DataWeave - How to Modify All Values of an Element

An iterative approach to developing a utility function that modifies all the values of an element according to a function.

DataWeave - How to Modify All Values of an Element

Recently, I was getting information from a stored procedure that contained a very large amount of whitespace on some fields, but not on others, and sometimes those fields were null. I wanted to remove this white space on these fields. Below I will document the process to get to the final iteration of the code, using more and more functional programming concepts as I go. Here was my first go at it:

%dw 1.0
%output application/java

%function removeWhitespace( v ) trim v when v is :string otherwise v
---
payload map {
  field1: removeWhitespace( $.field1 ),
  field2: removeWhitespace( $.field2 )
  ...
}

This works. But it has two problems: it obfuscates the mapping by adding a repetitive function call for every field, and if you don't want to do every field, you would need to individually identify which fields have a bunch of whitespace and which ones don't. This is time consuming, and potentially impossible, given that this could change from row-to-row in the database. So maybe this solution works now, but it might not work for every field, and if things change, it's incredibly brittle.
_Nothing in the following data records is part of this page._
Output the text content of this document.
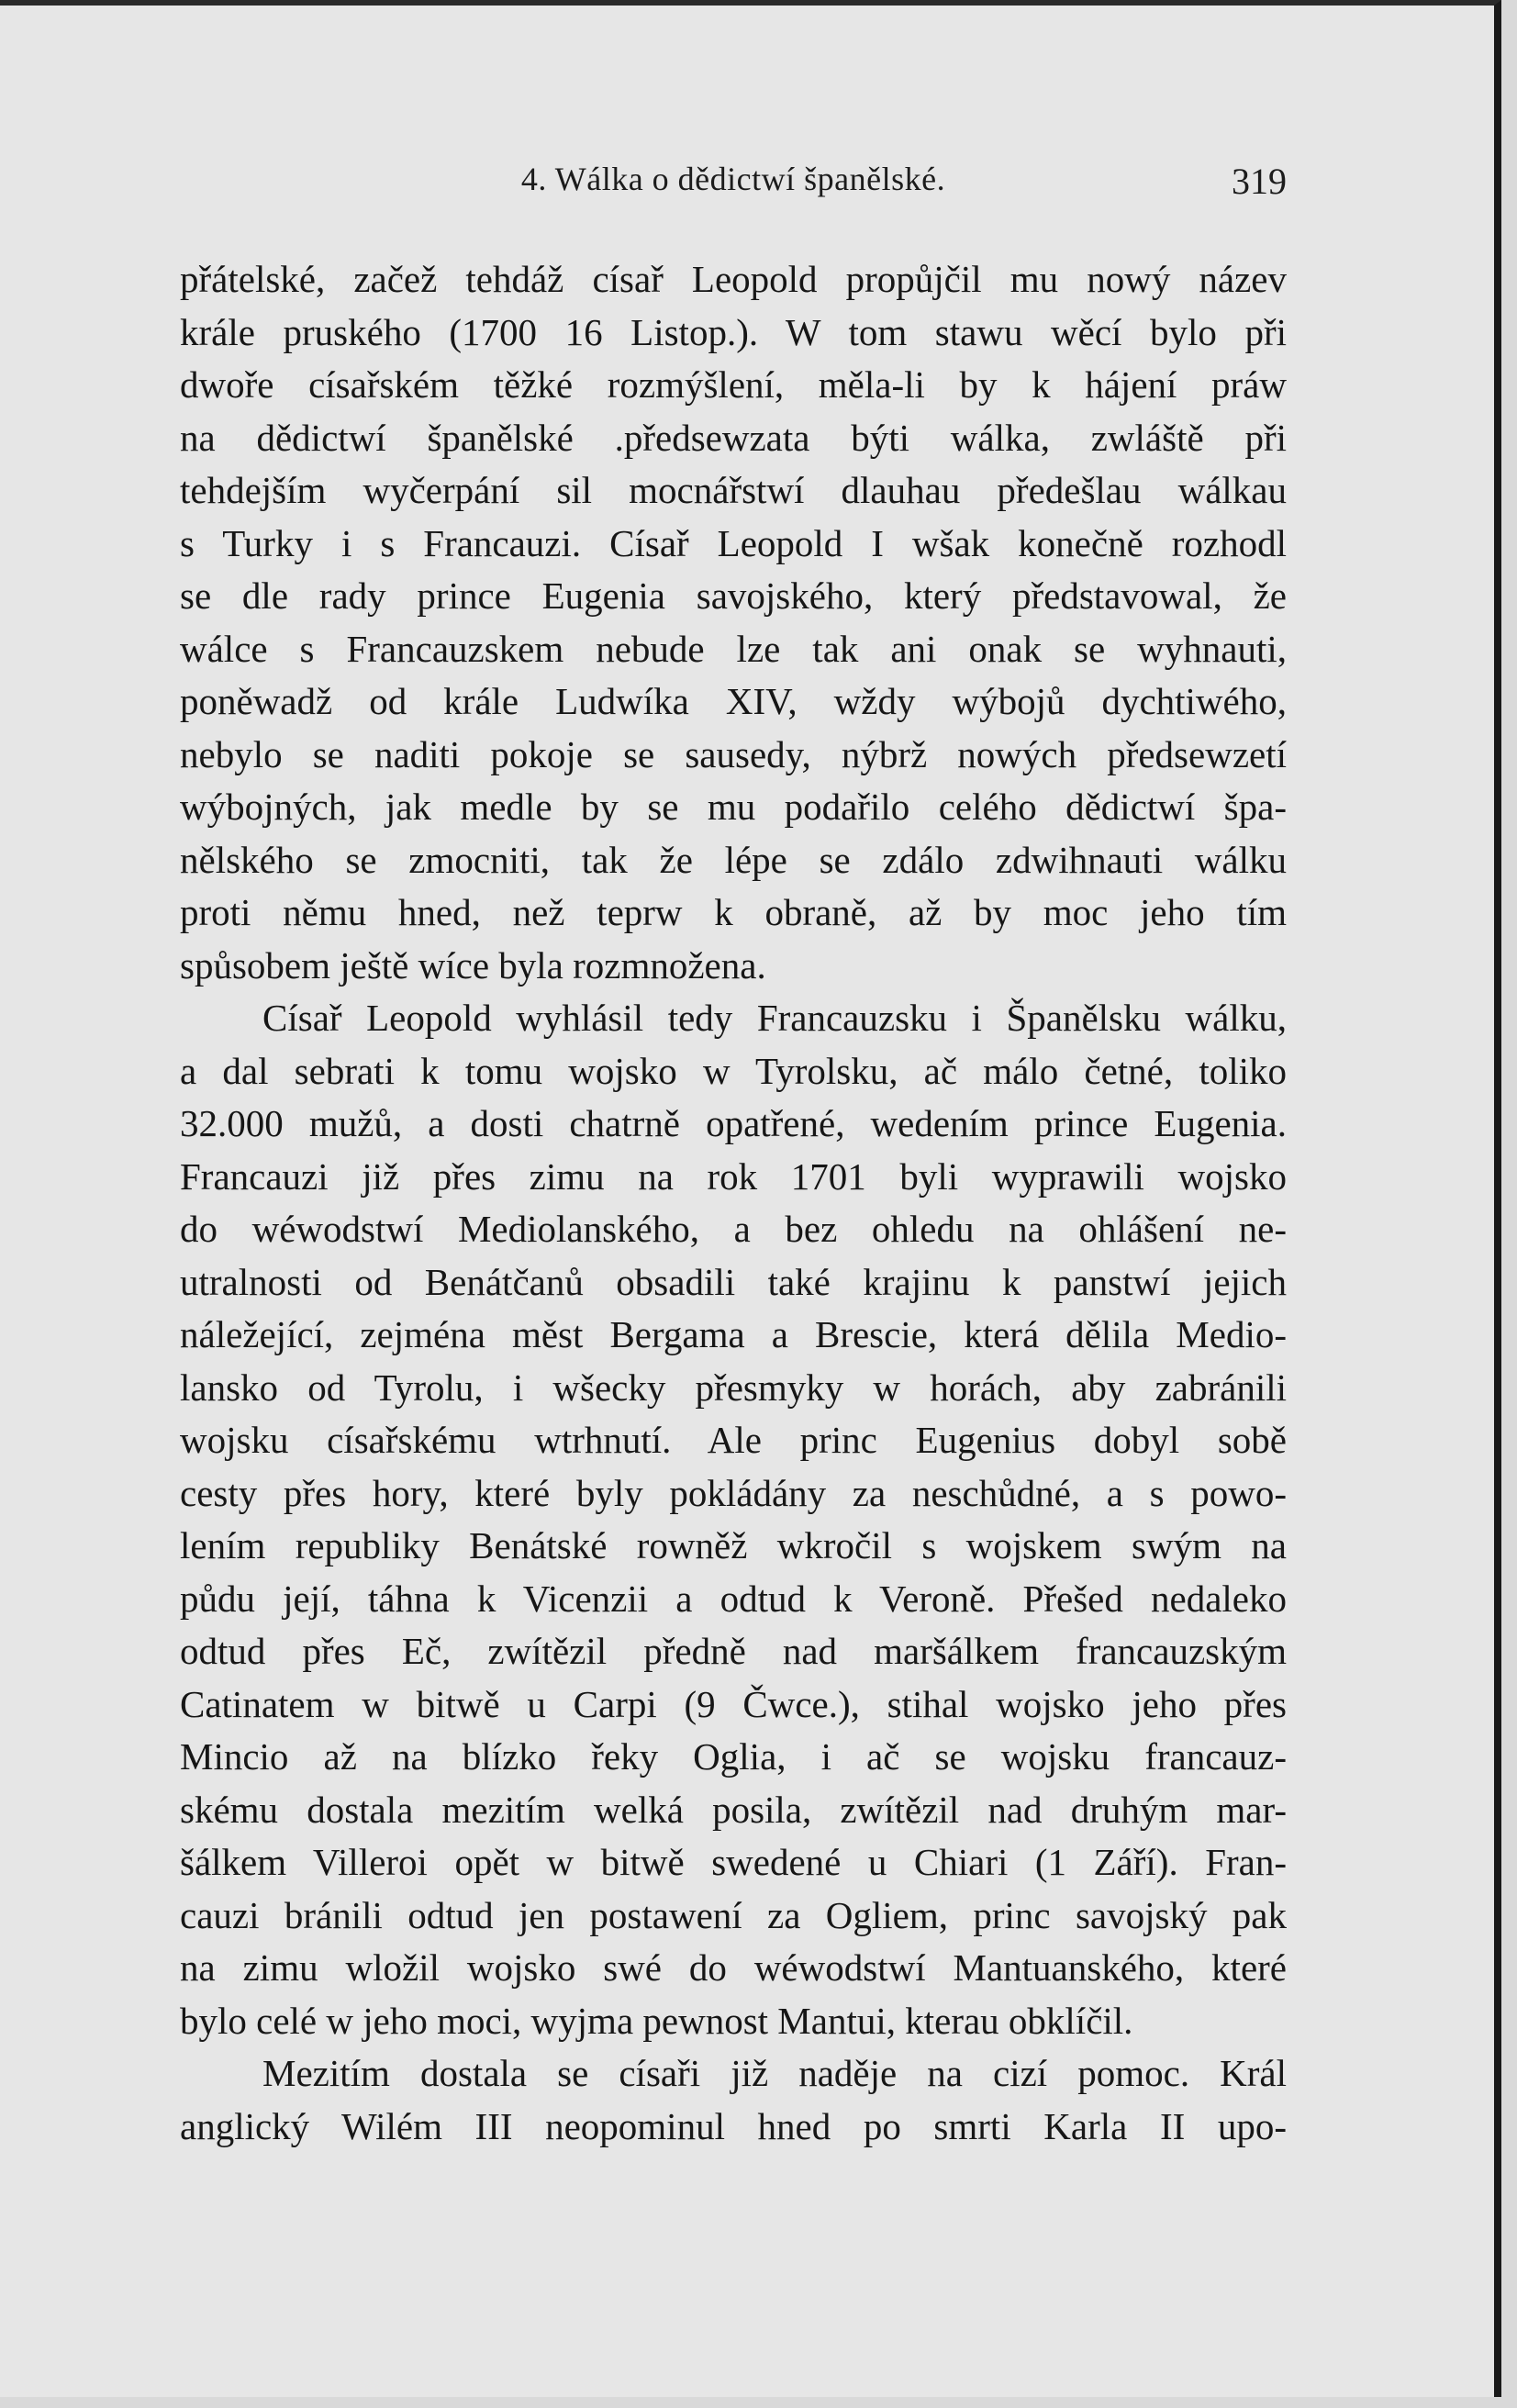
4. Wálka o dědictwí španělské.	319
přátelské, začež tehdáž císař Leopold propůjčil mu nowý název
krále pruského (1700 16 Listop.). W tom stawu wěcí bylo při
dwoře císařském těžké rozmýšlení, měla-li by k hájení práw
na dědictwí španělské .předsewzata býti wálka, zwláště při
tehdejším wyčerpání sil mocnářstwí dlauhau předešlau wálkau
s Turky i s Francauzi. Císař Leopold I wšak konečně rozhodl
se dle rady prince Eugenia savojského, který představowal, že
wálce s Francauzskem nebude lze tak ani onak se wyhnauti,
poněwadž od krále Ludwíka XIV, wždy wýbojů dychtiwého,
nebylo se naditi pokoje se sausedy, nýbrž nowých předsewzetí
wýbojných, jak medle by se mu podařilo celého dědictwí špa-
nělského se zmocniti, tak že lépe se zdálo zdwihnauti wálku
proti němu hned, než teprw k obraně, až by moc jeho tím
spůsobem ještě wíce byla rozmnožena.
Císař Leopold wyhlásil tedy Francauzsku i Španělsku wálku,
a dal sebrati k tomu wojsko w Tyrolsku, ač málo četné, toliko
32.000 mužů, a dosti chatrně opatřené, wedením prince Eugenia.
Francauzi již přes zimu na rok 1701 byli wyprawili wojsko
do wéwodstwí Mediolanského, a bez ohledu na ohlášení ne-
utralnosti od Benátčanů obsadili také krajinu k panstwí jejich
náležející, zejména měst Bergama a Brescie, která dělila Medio-
lansko od Tyrolu, i wšecky přesmyky w horách, aby zabránili
wojsku císařskému wtrhnutí. Ale princ Eugenius dobyl sobě
cesty přes hory, které byly pokládány za neschůdné, a s powo-
lením republiky Benátské rowněž wkročil s wojskem swým na
půdu její, táhna k Vicenzii a odtud k Veroně. Přešed nedaleko
odtud přes Eč, zwítězil předně nad maršálkem francauzským
Catinatem w bitwě u Carpi (9 Čwce.), stihal wojsko jeho přes
Mincio až na blízko řeky Oglia, i ač se wojsku francauz-
skému dostala mezitím welká posila, zwítězil nad druhým mar-
šálkem Villeroi opět w bitwě swedené u Chiari (1 Září). Fran-
cauzi bránili odtud jen postawení za Ogliem, princ savojský pak
na zimu wložil wojsko swé do wéwodstwí Mantuanského, které
bylo celé w jeho moci, wyjma pewnost Mantui, kterau obklíčil.
Mezitím dostala se císaři již naděje na cizí pomoc. Král
anglický Wilém III neopominul hned po smrti Karla II upo-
Here's my second iteration:

%dw 1.0
%output application/java

%function removeWhitespaceFromValues(obj) 
  obj mapObject { ( $$ ): trim $ when $ is :string otherwise $ }

%var object = removeWhitespaceFromValues(payload);
---
object map {
  field1: $.field1,
  field2: $.field2
  ...
}

Awesome! We no longer have to individually identify which fields have a bunch of white space because the function doesn't care. It will trim every value that is a string, which is exactly what we want. But... could it be better? What if someone wanted to use this code in the future to do the same thing to a JSON object with nested objects and lists? The second iteration of the function will not accomplish this i.e., it will not apply trim to nested objects and arrays. Let's take a stab at it:

%dw 1.0
%output application/java

%function removeWhitespaceFromValues( e )
  e match {
    :array  -> $ map removeWhiteSpaceFromValues( $ ),
    :object -> $ mapObject { ( $$ ): removeWhiteSpaceFromValues( $ ) },
    default -> trim $ when $ is :string otherwise $
  } 

%var object = removeWhitespaceFromValues( payload );
---
...

Cool. Now we have a function that will remove the white space from every value in an element that is a string, including deeply-nested elements. You might think we're done. But we can do A LOT better using something called higher-order functions. In other words, we're going to pass a function into our existing function to specify exactly how we want it to work. Higher-order functions are functions that take other functions as arguments, and/or return functions in response to a call. This works in DataWeave because functions (like objects in Java) are first-class citizens in DataWeave. This is not the case in languages like Java. You can assign these functions to variables, pass them around to functions, return them from functions, etc. This provides a very powerful means of abstraction for functional programmers, like classes do for object-oriented programmers. Try doing the same in Java with a similar amount of code (hint: anonymous classes, or Java 8 lambdas). Here’s the final iteration of the code:

%dw 1.0
%output application/java

%function applyToValues( e, fn )
  e match {
    :array  -> $ map applyToValues( $, fn ),
    :object -> $ mapObject { ( $$ ): applyToValues( $, fn ) },
    default -> fn( $ )
  } 

%function trimWhitespace( v )
  trim $ when $ is :string otherwise $

%var object = applyToValues( payload, trimWhitespace );
---
...

This effectively makes the act of looping through every value in an element completely generic (applyToValues). From here, we can define exactly what we want to happen for each value in the element (trimWhitespace). What if we wanted to do something different for every value in the object? Just change the function you pass in. Maybe you want to trim the value if it's a string, and increment it if it's a number. Let's see what that would look like:

%dw 1.0
%output application/java

%function applyToValues( e, fn )
  e match {
    :array  -> $ map applyToValues( $, fn ),
    :object -> $ mapObject { ( $$ ): applyToValues( $, fn ) },
    default -> fn( $ )
  } 

%function trimOrIncrement( v )
  v match {
    :string -> trim v,
    :number -> v + 1,
    default -> v
  }

%var object = applyToValues( payload, trimOrIncrement );
---
...

Notice the most important thing here, the applyToValues function did not need to change at all. The only thing we changed was the function we passed into it. One last point, we don't even need to give our function a name, we can create the second argument to applyToValues on the spot using a lambda, or anonymous function. Here we will use a lambda to increment the value if it's a number:

%dw 1.0
%output application/java

%function applyToValues( e, fn )
  e match {
    :array  -> $ map applyToValues( $, fn ),
    :object -> $ mapObject { ( $$ ): applyToValues( $, fn ) },
    default -> fn( $ )
  } 

%var object = applyToValues( payload, ( ( v ) -> v + 1 when v is :number otherwise v ) );
---
...